Typical variations of coefficient of volume change (mv) values at different levels of oil contamination under varying compactive efforts are shown in Figures 3 and 4. It was observed that for all the cases corresponding to a particular value of pressure, the magnitude of mv decreased with increase in oil content. This could happen due to presence of fewer voids at higher oil contents as a more bonded soil matrix was formed with higher content hence the contaminated soil experienced little compression (Ijimdiya and Igboro, 2012). Also, it was found that for levels of compactive efforts, corresponding to 0 %, 3 %, 6 % oil contents the value of mv increased on increasing the loading pressure from 10 to 20 kN/m2. This might happen due to greater void spaces available at the early stage of loading. On increasing the pressure further, the magnitude of mv went on diminishing. The probable reason could be as a result of higher weights and no available void to undergo compression. Corresponding to 9 % and 12 % oil, there was no initial increase of mv (on increasing the pressure from 10 to 20 kN/m2) and it continuously decreased. The reason for the above may be is that the at comparatively higher oil contents the voids (hence the space to be compressed) became reduced. Also, except a few cases [(i) Reduced Proctor, 800 kN/m2 pressure, 12 % oil content; (ii) Standard Proctor, 50 kN/m2 pressure, 12 % oil content] irrespective of the pressure applied and oil content, the coefficient of volume change reduced with increase in compactive effort. This happened due to increase penetration by the compaction rammer on the soil surface resulting in closer alignment/packing of soil fabric

Conclusions

Changes in optimum moisture content and maximum dry density were found of diesel contaminated cohesive soil. Consolidation tests were carried out with samples prepared by compacting the soil with different compactive efforts.

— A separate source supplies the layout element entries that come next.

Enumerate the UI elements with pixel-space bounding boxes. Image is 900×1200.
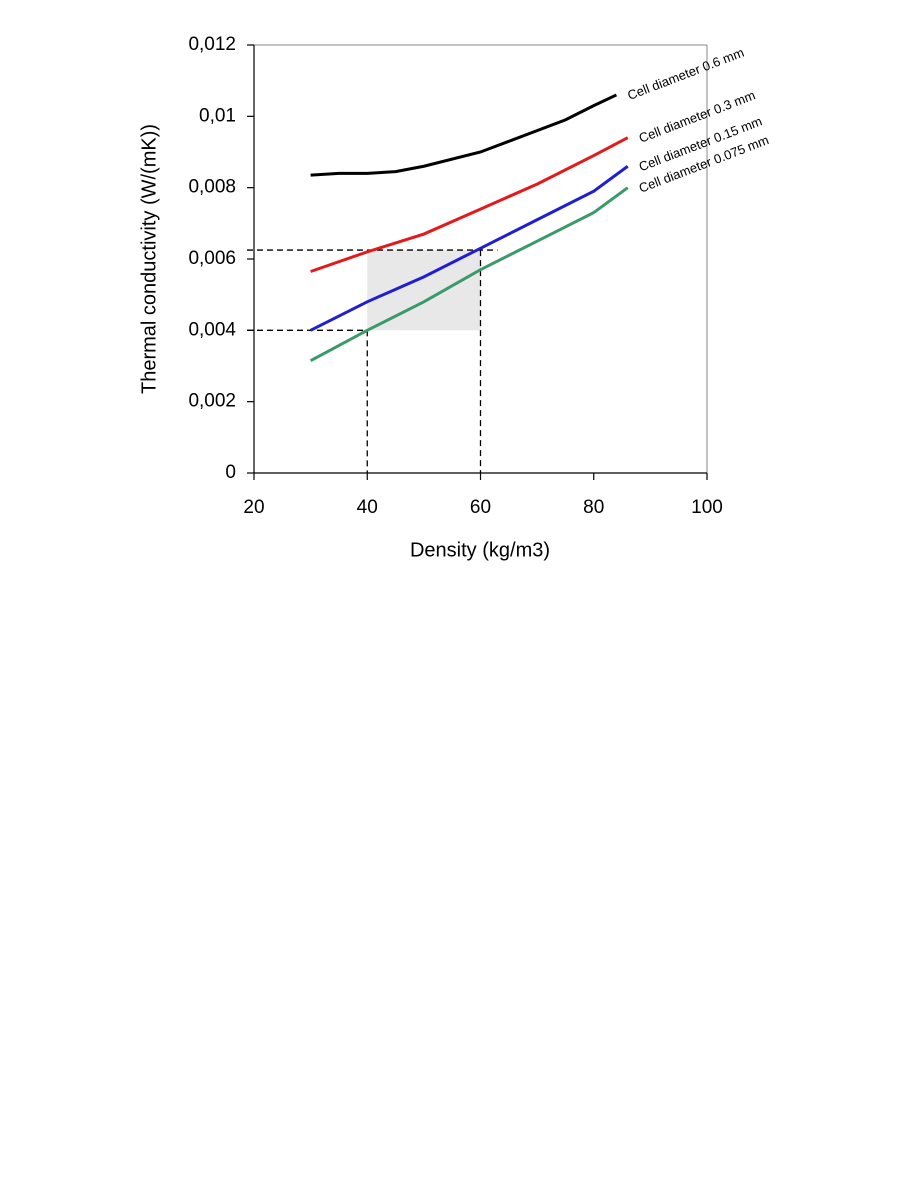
- x-tick-label: 80: [583, 497, 604, 518]
- data-line: [309, 165, 629, 332]
- x-tick-label: 60: [470, 497, 491, 518]
- highlight-area: [367, 250, 481, 331]
- x-axis-title: Density (kg/m3): [410, 539, 550, 561]
- data-line: [310, 93, 618, 177]
- y-tick-label: 0,012: [188, 34, 236, 55]
- y-tick-label: 0,004: [188, 319, 236, 340]
- data-line: [309, 186, 629, 362]
- y-tick-label: 0,01: [199, 105, 236, 126]
- y-tick-label: 0: [225, 462, 236, 483]
- x-tick-label: 40: [357, 497, 378, 518]
- y-axis-title: Thermal conductivity (W/(mK)): [138, 124, 160, 394]
- y-tick-label: 0,006: [188, 248, 236, 269]
- series-label: Cell diameter 0.6 mm: [625, 45, 746, 103]
- data-line: [310, 136, 629, 273]
- x-tick-label: 20: [243, 497, 264, 518]
- y-tick-label: 0,008: [188, 177, 236, 198]
- x-tick-label: 100: [691, 497, 723, 518]
- y-tick-label: 0,002: [188, 391, 236, 412]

Compression index of the contaminated soil was found to decrease with increasing compaction energy. For soil having comparatively lower percentage of oil, the coefficient of volume change initially increased with pressure and later decreased. For soil with higher oil content, the corresponding coefficient of volume change decreased continuously with increase in pressure. The result of the present research shall be useful in de-sign and construction of structures where oil spillage has occurred.